Genau wie der Ur-Vater auf der PlayStation ist auch die PS3-Variante in erster Linie für Mehrspieler-Chaos ausgelegt. Rein theoretisch dürfen sich bis zu 16 Raser ihr Waffenarsenal um die Ohren hauen, wenn…ja wenn es doch nur funktionieren würde. Auch mit dem Patch zum europäischen Release hat man es bei Sony noch nicht geschafft, die Verbindungsprobleme zu beheben, mit denen sich schon die US-Version herumschlagen musste. Die Folge: Möchte man einer Lobby beitreten, scheitert ein Großteil der Versuche mit einem Netzwerkfehler. Bessere Chancen bekommt man bei einem Quickmatch, doch muss man hier mit dem Zufallsfaktor leben und landet meist nicht in dem Spielmodus, den man sich gewünscht hat. Allerdings ist die Auswahl ohnehin nicht sonderlich groß: Neben (Team-)Deathmatch stehen noch Last Man Standing (bzw. Driving) und eine Variation von „Jäger und Gejagter“ zur Auswahl, bei der es die Gruppe auf das Kopfgeld eines bestimmten Spielers abgesehen hat.

Verbindung gescheitert

Erstmals greift man auch aus der Luft in die Kämpfe ein.
Von diesem Standardprogramm ragt lediglich der Nuke-Modus als CTF-Variante heraus: Hier gilt es zunächst, den Anführer des gegnerischen Teams zu entführen und brutal zu opfern. Erst danach erhält man die Möglichkeit, das gewaltige Maskottchen der Gegenspieler mit einer manuell gelenkten Rakete zu attackieren. Diese Prozedur muss so oft wiederholt werden, bis die Statue endgültig zerstört wird. Keine leichte Aufgabe, da dem Feind immer noch die Möglichkeit eingeräumt wird, den tödlichen Flugkörper noch vor dem Einschlag zu vernichten.

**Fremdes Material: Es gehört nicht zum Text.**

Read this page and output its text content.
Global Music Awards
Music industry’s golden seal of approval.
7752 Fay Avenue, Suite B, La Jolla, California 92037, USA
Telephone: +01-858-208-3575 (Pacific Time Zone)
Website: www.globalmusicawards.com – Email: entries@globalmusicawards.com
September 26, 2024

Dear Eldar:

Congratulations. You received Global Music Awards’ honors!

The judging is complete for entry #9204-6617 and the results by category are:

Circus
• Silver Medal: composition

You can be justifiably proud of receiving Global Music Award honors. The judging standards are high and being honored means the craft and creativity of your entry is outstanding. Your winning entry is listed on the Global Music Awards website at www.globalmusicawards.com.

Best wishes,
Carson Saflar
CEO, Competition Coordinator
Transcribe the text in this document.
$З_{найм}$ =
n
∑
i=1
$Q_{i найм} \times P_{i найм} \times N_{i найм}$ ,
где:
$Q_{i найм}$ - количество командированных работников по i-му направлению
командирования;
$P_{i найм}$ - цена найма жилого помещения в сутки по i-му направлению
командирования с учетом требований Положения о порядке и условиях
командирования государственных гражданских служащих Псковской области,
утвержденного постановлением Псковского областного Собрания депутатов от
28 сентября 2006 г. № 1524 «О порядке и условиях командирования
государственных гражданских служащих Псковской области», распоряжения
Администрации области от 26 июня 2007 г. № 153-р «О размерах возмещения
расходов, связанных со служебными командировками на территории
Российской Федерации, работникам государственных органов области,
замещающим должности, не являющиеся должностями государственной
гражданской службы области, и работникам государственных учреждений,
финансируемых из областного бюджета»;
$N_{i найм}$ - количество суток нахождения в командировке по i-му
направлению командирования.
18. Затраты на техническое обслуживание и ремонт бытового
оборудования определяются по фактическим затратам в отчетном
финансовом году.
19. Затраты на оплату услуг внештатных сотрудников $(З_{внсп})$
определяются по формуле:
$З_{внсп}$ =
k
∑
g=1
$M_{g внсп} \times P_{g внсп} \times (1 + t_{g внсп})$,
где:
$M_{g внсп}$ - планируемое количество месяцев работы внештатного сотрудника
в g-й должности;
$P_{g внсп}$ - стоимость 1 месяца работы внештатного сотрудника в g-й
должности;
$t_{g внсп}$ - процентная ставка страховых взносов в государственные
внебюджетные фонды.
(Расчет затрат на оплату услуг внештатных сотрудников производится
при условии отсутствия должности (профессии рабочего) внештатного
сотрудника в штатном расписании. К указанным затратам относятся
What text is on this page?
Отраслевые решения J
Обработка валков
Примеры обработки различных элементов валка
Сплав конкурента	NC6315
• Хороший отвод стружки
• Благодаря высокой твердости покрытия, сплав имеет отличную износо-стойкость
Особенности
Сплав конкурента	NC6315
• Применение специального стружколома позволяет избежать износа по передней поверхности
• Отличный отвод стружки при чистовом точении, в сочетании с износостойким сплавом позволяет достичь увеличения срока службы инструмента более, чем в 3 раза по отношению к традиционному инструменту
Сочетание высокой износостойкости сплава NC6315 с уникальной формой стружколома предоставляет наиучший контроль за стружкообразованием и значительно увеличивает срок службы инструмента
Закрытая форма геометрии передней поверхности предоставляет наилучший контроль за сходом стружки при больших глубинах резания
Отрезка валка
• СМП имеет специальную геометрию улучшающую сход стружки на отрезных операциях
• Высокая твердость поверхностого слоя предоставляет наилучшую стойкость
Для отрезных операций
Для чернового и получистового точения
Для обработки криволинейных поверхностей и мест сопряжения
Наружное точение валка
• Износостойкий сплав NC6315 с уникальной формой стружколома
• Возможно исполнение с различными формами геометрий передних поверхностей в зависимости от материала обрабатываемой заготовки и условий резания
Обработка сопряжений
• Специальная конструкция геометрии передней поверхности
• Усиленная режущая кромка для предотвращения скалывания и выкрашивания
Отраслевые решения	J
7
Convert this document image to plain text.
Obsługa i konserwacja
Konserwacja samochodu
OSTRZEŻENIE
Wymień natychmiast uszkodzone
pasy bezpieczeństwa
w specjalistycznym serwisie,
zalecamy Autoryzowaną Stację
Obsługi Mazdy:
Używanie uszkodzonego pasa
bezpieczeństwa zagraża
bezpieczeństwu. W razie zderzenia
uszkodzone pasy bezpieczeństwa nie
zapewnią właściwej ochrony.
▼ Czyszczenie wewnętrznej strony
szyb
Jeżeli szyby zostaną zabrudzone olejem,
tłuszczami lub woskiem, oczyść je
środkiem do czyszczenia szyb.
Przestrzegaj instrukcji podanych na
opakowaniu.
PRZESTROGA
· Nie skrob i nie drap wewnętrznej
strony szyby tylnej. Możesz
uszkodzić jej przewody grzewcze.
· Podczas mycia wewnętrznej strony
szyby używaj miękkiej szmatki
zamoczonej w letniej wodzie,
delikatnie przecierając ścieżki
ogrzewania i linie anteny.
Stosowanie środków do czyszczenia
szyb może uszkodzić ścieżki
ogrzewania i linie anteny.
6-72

Spaßige Geschichte – aber was hilft es, wenn ein Großteil der Sessions entweder durch technische Probleme oder durch unaufmerksame Lobby-Leiter nicht zustande kommen? Alternativ kann man sich lokal am Splitscreen mit bis zu vier Spielern austoben oder kooperativ die Kampagne angehen. Im Herausforderungsmodus gibt es außerdem die Möglichkeit zu schnellen Spielen gegen die KI nach eigenen Regeln.

Fazit

Die Wiederauferstehung von Twisted Metal ist eine herbe Enttäuschung, die nicht mehr als gute Ansätze zeigt: Waffen und Action? Herrlich, zwischen durchschlagend und abgedreht. Der Soundtrack? Gelungen, auch wenn es ein paar mehr Stücke von Rob Zombie, Wolfmother & Co hätten sein dürfen. Nette Ideen wie der dynamische Käfig oder der Kampf gegen den Juggernaut sowie XL-Bossgegner sind neben den trashigen Zwischensequenzen ebenfalls kleine Lichtblicke innerhalb der kurzen Kampagne. Wo man scheitert, ist das Spiel an sich: Der stark schwankende Schwierigkeitsgrad sorgt oft für unfaire Duelle und damit Frust – auch deshalb, weil die KI einzig den Spieler ins Visier nimmt, anstatt sich auch untereinander die Hölle heiß zu machen. Dem Dauerbeschuss von allen Seiten kann man teilweise gar nicht entkommen – alles versinkt in einem heillosen Durcheinander, bei dem man nicht nur seine Lebensenergie, sondern auch die Übersicht und Lust verliert. Theoretisch würde sich das Ausweichen auf die Online-Schlachtfelder anbieten, doch praktisch scheitert der Plan an Netzwerkfehlern, die Sony selbst nach ersten Updates immer noch nicht in den Griff bekommen hat – und das bei einem Titel, der von Anfang an auf die PSN-Scharmützel ausgelegt war! Immerhin werden lokale Matches am geteilten Bildschirm als Alternative geboten. Doch auch hier trübt die grottige (Fahr-)Physik in Kombination mit der überladenen Steuerung den Spaß an der Zerstörungsorgie, zumal auch die Technik mit detailarmen Kulissen und Rucklern höchstens am Durchschnitt kratzt.

Wertung

PlayStation3

Zu chaotisch, zu unfair und zu viele Probleme beim Netzcode: Twisted Metal kann auf der PS3 mit einigen kreativen Ideen nur im Ansatz zeigen, was möglich gewesen wäre.